Should This Information Change My Approach?

It’s hard to ignore this information, even if the source of the information might be wrong. However, you might be able to test the activity of pseudocholinesterase by sending a dibucaine number and cholinesterase activity level.

Usually in clinical practice, one does not consider pseudocholinesterase deficiency until a patient has prolonged response to succinylcholine. However, with genomic services becoming less expensive and more convenient, this paradigm may change.

One should perform, as they do for any patient, a thorough history before the procedure. Has this patient had surgery before? If so, what was the procedure? Did it involve general anesthesia? If so, did the patient have any abnormal or adverse reactions to medications used? The patient should be asked about any blood related relatives that have had “prolonged awakening” from anesthesia. If possible, anesthetic records from previous surgeries should be obtained. A strong family history of prolonged awakening from anesthesia along with a known mutation in pseuducholinesterase might lead one to reconsider succinylcholine.

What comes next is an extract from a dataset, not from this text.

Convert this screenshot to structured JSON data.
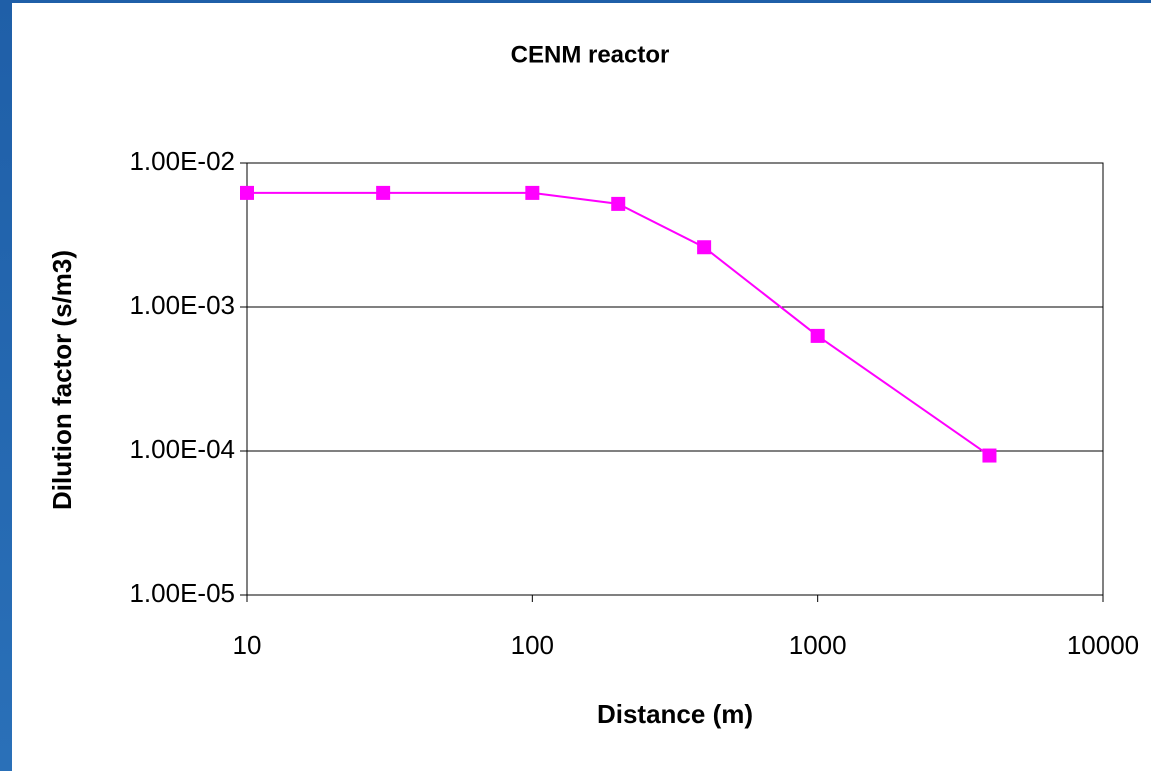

The conventional way of establishing abnormal pseudocholinesterase activity is with the dibucaine number after a patient has had prolonged apnea following anesthesia or a family history that initiates testing. However, if this genotype is known ahead of time, the patient can be sent for testing to help quantify the range of pseudocholinesterase deficiency. The dibucaine number is a laboratory test that can give the quality, not quantity, of typical pseudocholinestase in approximately 1-5 days. A dibucaine number of 70-80 denotes a homozygous typical phenotype. A number of 50-60 denotes heterozygous atypical pseudocholinesterase, with a response time to succinylcholine lengthened by 50-100%. A number of 20-30 denotes the homozygous atypical phenotype and succinylcholine activity prolongation of 2-5 hours. This test is limited by only being able to identify some of the pseudocholinesterase variants.